Buscan trabajo, en desventaja

MÉXICO, D.F.— Los tatuajes de Guillermo Espinosa son un orgullo o un pesar, según el lado de la frontera en que se miren: en Estados Unidos, el sol azteca y las iniciales de sus hijos en iconografía prehispánica que lleva en brazos y pantorrillas son un símbolo de identidad, pero en México es sinónimo de conflicto.

“Ninguna empresa me ha querido contratar aquí por ellos”, explica.

Este joven de 31 años y padre de tres chicos regresó a la capital mexicana en marzo de 2008 y desde entonces ha encontrado empleo solo en oficinas de Gobierno como chofer y gestor de trámites burocráticos porque en la iniciativa privada fue rechazado cinco veces.

Espinosa es solo la punta del iceberg de una creciente problemática que mantiene en alerta a las oficinas de atención al migrante en México porque a la falta de empleo se agregan los prejuicios culturales, que descalifica en automático a los “diferentes”.

Él era en la Unión Americana un experto en colocar antenas para televisión por cable en la empresa Dish, la misma que en su sucursal mexicana dio más peso a los tatuajes que a su experiencia laboral.

Miguel Ángel Vega, coordinador del Fondo de Apoyo Migrante de la Secretaría del Migrante en Michoacán, se refiere a esta situación como un fenómeno de oferta-demanda donde prevalecen prejuicios sociales.

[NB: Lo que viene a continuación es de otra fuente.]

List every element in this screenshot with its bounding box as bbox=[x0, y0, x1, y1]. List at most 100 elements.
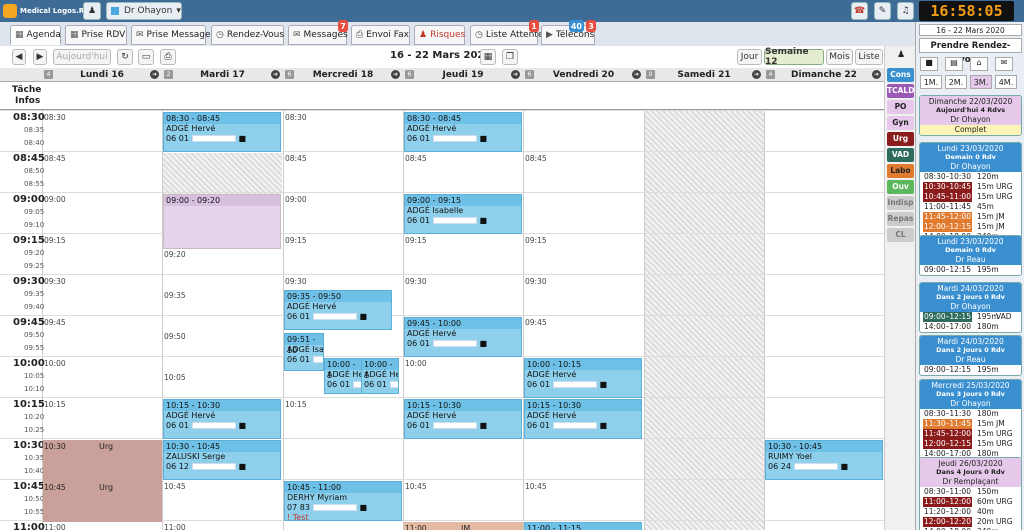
day-arrow-icon[interactable]: ➜ bbox=[150, 70, 159, 79]
day-header[interactable]: Mardi 17 bbox=[162, 68, 283, 82]
type-chip-labo[interactable]: Labo bbox=[887, 164, 914, 178]
view-month[interactable]: Mois bbox=[826, 49, 853, 65]
month-button[interactable]: 4M. bbox=[995, 75, 1017, 89]
print-icon[interactable]: ⎙ bbox=[160, 49, 176, 65]
appointment[interactable]: 10:30 - 10:45 RUIMY Yoel 06 24 ■ bbox=[765, 440, 883, 480]
appointment[interactable]: 08:30 - 08:45 ADGÉ Hervé 06 01 ■ bbox=[163, 112, 281, 152]
phone-icon[interactable]: ☎ bbox=[851, 2, 868, 20]
appointment[interactable]: 09:35 - 09:50 ADGÉ Hervé 06 01 ■ bbox=[284, 289, 392, 330]
tab-tlecons[interactable]: ▶ Télecons 40 3 bbox=[541, 20, 596, 45]
appointment[interactable]: 11:00 - 11:15 bbox=[524, 522, 642, 530]
view-day[interactable]: Jour bbox=[737, 49, 762, 65]
appointment[interactable]: 10:00 - 1ADGÉ He06 01 ■ bbox=[361, 358, 399, 394]
card-icon[interactable]: ▤ bbox=[945, 57, 963, 71]
appointment[interactable]: 10:15 - 10:30 ADGÉ Hervé 06 01 ■ bbox=[163, 399, 281, 439]
appointment[interactable]: 09:45 - 10:00 ADGÉ Hervé 06 01 ■ bbox=[404, 317, 522, 357]
appointment[interactable]: 10:15 - 10:30 ADGÉ Hervé 06 01 ■ bbox=[524, 399, 642, 439]
availability-row[interactable]: 11:00–12:00 60m URG bbox=[920, 497, 1021, 507]
availability-card[interactable]: Jeudi 26/03/2020 Dans 4 Jours 0 Rdv Dr Rem… bbox=[919, 457, 1022, 530]
availability-row[interactable]: 08:30–10:30 120m bbox=[920, 172, 1021, 182]
day-arrow-icon[interactable]: ➜ bbox=[752, 70, 761, 79]
availability-row[interactable]: 14:00–17:00 180m bbox=[920, 322, 1021, 332]
type-chip-gyn[interactable]: Gyn bbox=[887, 116, 914, 130]
day-arrow-icon[interactable]: ➜ bbox=[271, 70, 280, 79]
monitor-icon[interactable]: ▭ bbox=[138, 49, 154, 65]
availability-row[interactable]: 11:45–12:00 15m URG bbox=[920, 429, 1021, 439]
type-chip-indisp[interactable]: Indisp bbox=[887, 196, 914, 210]
availability-card[interactable]: Lundi 23/03/2020 Demain 0 Rdv Dr Ohayon 08:… bbox=[919, 142, 1022, 243]
appointment[interactable]: 10:00 - 10:15 ADGÉ Hervé 06 01 ■ bbox=[524, 358, 642, 398]
doctor-select[interactable]: Dr Ohayon ▾ bbox=[106, 2, 182, 20]
type-chip-repas[interactable]: Repas bbox=[887, 212, 914, 226]
tab-envoifax[interactable]: ⎙ Envoi Fax bbox=[351, 25, 410, 45]
day-column[interactable] bbox=[644, 110, 764, 530]
lock-icon[interactable]: ■ bbox=[920, 57, 938, 71]
day-arrow-icon[interactable]: ➜ bbox=[511, 70, 520, 79]
appointment[interactable]: 10:30 - 10:45 ZALUSKI Serge 06 12 ■ bbox=[163, 440, 281, 480]
appointment[interactable]: 10:15 - 10:30 ADGÉ Hervé 06 01 ■ bbox=[404, 399, 522, 439]
urgency-block[interactable] bbox=[43, 440, 162, 522]
duplicate-icon[interactable]: ❐ bbox=[502, 49, 518, 65]
day-header[interactable]: Samedi 21 bbox=[644, 68, 764, 82]
availability-row[interactable]: 12:00–12:15 15m URG bbox=[920, 439, 1021, 449]
availability-row[interactable]: 11:45–12:00 15m JM bbox=[920, 212, 1021, 222]
tab-prisemessage[interactable]: ✉ Prise Message bbox=[131, 25, 211, 45]
day-header[interactable]: Dimanche 22 bbox=[764, 68, 884, 82]
availability-card[interactable]: Mardi 24/03/2020 Dans 2 Jours 0 Rdv Dr Oha… bbox=[919, 282, 1022, 333]
availability-row[interactable]: 09:00–12:15 195m bbox=[920, 265, 1021, 275]
mail-icon[interactable]: ✉ bbox=[995, 57, 1013, 71]
availability-card[interactable]: Dimanche 22/03/2020 Aujourd'hui 4 Rdvs Dr … bbox=[919, 95, 1022, 136]
appointment[interactable]: 09:00 - 09:20 bbox=[163, 194, 281, 249]
panel-range[interactable]: 16 - 22 Mars 2020 bbox=[919, 24, 1022, 36]
doctor-icon[interactable]: ♟ bbox=[83, 2, 101, 20]
appointment[interactable]: 10:00 - 1ADGÉ Herv06 01 ■ bbox=[324, 358, 364, 394]
availability-card[interactable]: Lundi 23/03/2020 Demain 0 Rdv Dr Reau 09:00… bbox=[919, 235, 1022, 276]
month-button[interactable]: 3M. bbox=[970, 75, 992, 89]
availability-row[interactable]: 08:30–11:30 180m bbox=[920, 409, 1021, 419]
refresh-icon[interactable]: ↻ bbox=[117, 49, 133, 65]
availability-row[interactable]: 11:20–12:00 40m bbox=[920, 507, 1021, 517]
pen-icon[interactable]: ✎ bbox=[874, 2, 891, 20]
tab-messages[interactable]: ✉ Messages 7 bbox=[288, 20, 348, 45]
type-chip-cons[interactable]: Cons bbox=[887, 68, 914, 82]
person-icon[interactable]: ♟ bbox=[894, 50, 908, 62]
day-header[interactable]: Vendredi 20 bbox=[523, 68, 644, 82]
availability-row[interactable]: 09:00–12:15 195m bbox=[920, 365, 1021, 375]
availability-card[interactable]: Mardi 24/03/2020 Dans 2 Jours 0 Rdv Dr Rea… bbox=[919, 335, 1022, 376]
prev-icon[interactable]: ◀ bbox=[12, 49, 26, 65]
type-chip-vad[interactable]: VAD bbox=[887, 148, 914, 162]
availability-row[interactable]: 12:00–12:15 15m JM bbox=[920, 222, 1021, 232]
availability-row[interactable]: 12:00–12:20 20m URG bbox=[920, 517, 1021, 527]
availability-row[interactable]: 11:00–11:45 45m bbox=[920, 202, 1021, 212]
appointment[interactable]: 08:30 - 08:45 ADGÉ Hervé 06 01 ■ bbox=[404, 112, 522, 152]
day-arrow-icon[interactable]: ➜ bbox=[872, 70, 881, 79]
type-chip-cl[interactable]: CL bbox=[887, 228, 914, 242]
availability-row[interactable]: 08:30–11:00 150m bbox=[920, 487, 1021, 497]
day-arrow-icon[interactable]: ➜ bbox=[632, 70, 641, 79]
availability-row[interactable]: 10:30–10:45 15m URG bbox=[920, 182, 1021, 192]
type-chip-po[interactable]: PO bbox=[887, 100, 914, 114]
type-chip-ouv[interactable]: Ouv bbox=[887, 180, 914, 194]
calendar-pick-icon[interactable]: ▦ bbox=[480, 49, 496, 65]
day-header[interactable]: Mercredi 18 bbox=[283, 68, 403, 82]
tab-risques[interactable]: ♟ Risques bbox=[414, 25, 465, 45]
day-header[interactable]: Lundi 16 bbox=[42, 68, 162, 82]
type-chip-urg[interactable]: Urg bbox=[887, 132, 914, 146]
tab-priserdv[interactable]: ▦ Prise RDV bbox=[65, 25, 127, 45]
appointment[interactable]: 09:51 - 10ADGÉ Isab06 01 ■ bbox=[284, 333, 324, 372]
today-button[interactable]: Aujourd'hui bbox=[53, 49, 111, 65]
availability-row[interactable]: 11:30–11:45 15m JM bbox=[920, 419, 1021, 429]
view-week[interactable]: Semaine 12 bbox=[764, 47, 824, 67]
appointment[interactable]: 10:45 - 11:00 DERHY Myriam 07 83 ■! Test bbox=[284, 481, 402, 521]
availability-card[interactable]: Mercredi 25/03/2020 Dans 3 Jours 0 Rdv Dr … bbox=[919, 379, 1022, 460]
tab-rendezvous[interactable]: ◷ Rendez-Vous bbox=[211, 25, 284, 45]
view-list[interactable]: Liste bbox=[855, 49, 883, 65]
month-button[interactable]: 1M. bbox=[920, 75, 942, 89]
home-icon[interactable]: ⌂ bbox=[970, 57, 988, 71]
availability-row[interactable]: 09:00–12:15 195m VAD bbox=[920, 312, 1021, 322]
type-chip-tcald[interactable]: TCALD bbox=[887, 84, 914, 98]
tab-listeattente[interactable]: ◷ Liste Attente 1 bbox=[470, 20, 543, 45]
availability-row[interactable]: 10:45–11:00 15m URG bbox=[920, 192, 1021, 202]
next-icon[interactable]: ▶ bbox=[33, 49, 47, 65]
month-button[interactable]: 2M. bbox=[945, 75, 967, 89]
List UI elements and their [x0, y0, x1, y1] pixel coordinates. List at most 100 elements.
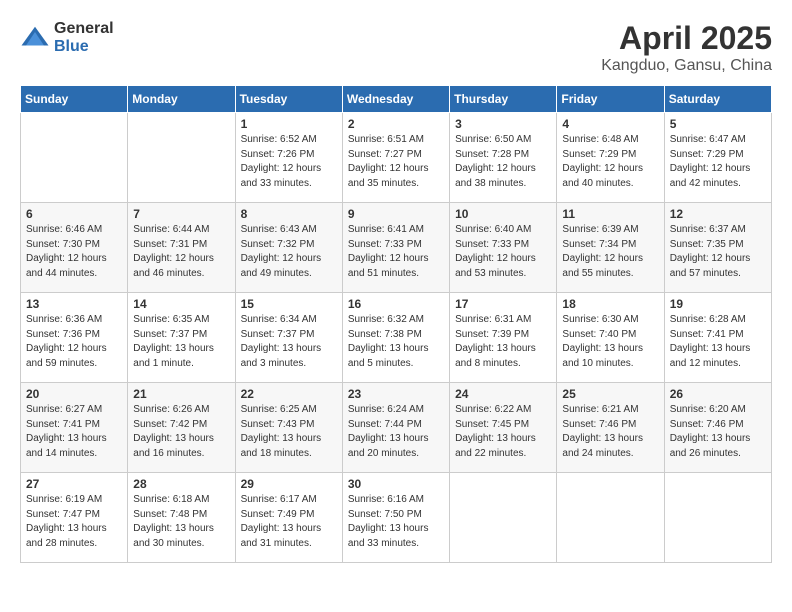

“No hay oportunidades de trabajo para los que están aquí, menos para los que llegan con nuevas ideas en la vestimenta o con expresiones que pueden considerarse aquí como problemáticas”, dice.

Según cifras oficiales, el número de desempleados en el país es de alrededor de 2.4 millones, que se suman a los 29.5 millones ubicados en la economía informal sin seguridad social.

Mientras los que nunca han emigrado se adaptan a las escasas oportunidades laborales aún con bajos salarios, para los otros representa el primer desencuentro.

El empleo de Guillermo Espinosa, por ejemplo, es inestable (no tiene contrato) y mal pagado (gana el equivalente a 400 dólares mensuales). Se aferra a él sólo porque no tiene otra opción como padre soltero de tres niños—de 11, 10 y seis años—.

Tiene la custodia de los hijos norteamericanos desde que una carta de ICE lo llevó a a intentar regularizarse en Ciudad Juárez, donde el consulado rechazó el trámite.

Espinosa no pudo volver con su familia y la separación terminó en divorcio. “Las cosas se hacen en caliente, ¿quieres a tus hijos allá o no?”, le dijo un día la mujer por teléfono.

“No tuve dudas”, recuerda Espinosa. “Aunque sabía todo lo que iba a pasar para mantenerlos en México, le dije que sí”.

Fue con esta urgencia y la ayuda del Fondo de Apoyo al Migrante del Distrito Federal que estableció un negocio de tacos para obreros que vendía afuera de las fábricas, pero que fracasó. “Había mucha competencia”, resume.

Cuando los migrantes de retorno enfrentan la falta de empleo la mayoría opta por el comercio informal o crear un negocio pero se topan con la inexperiencia: las oficinas estatales de Atención al Migrante coinciden en que el 80% de estos intentos fracasa, principalmente por la falta de asesoría en la consolidación y el presupuesto.

Lilia Luna regresó a México con 59 años y desempleada durante meses en Los Ángeles. Al llegar creó una pequeña compañía repostera que instaló en el pequeño departamento de 60 metros cuadrados de su hermana, al sur de la capital mexicana; es su casa y negocio.

Tiene esperanzas con las ventas que arrancó en 2012 pero le faltan herramientas publicitarias para la promoción: no sabe cómo anunciarse en Internet, mucho menos cómo hacer una página Web, y los folletos impresos diseñados por ella misma apenas atrajeron la atención de su vecina.

“Tengo que vender por lo menos el doble para que pueda decir que es un negocio redituable para sobrevivir”, observa.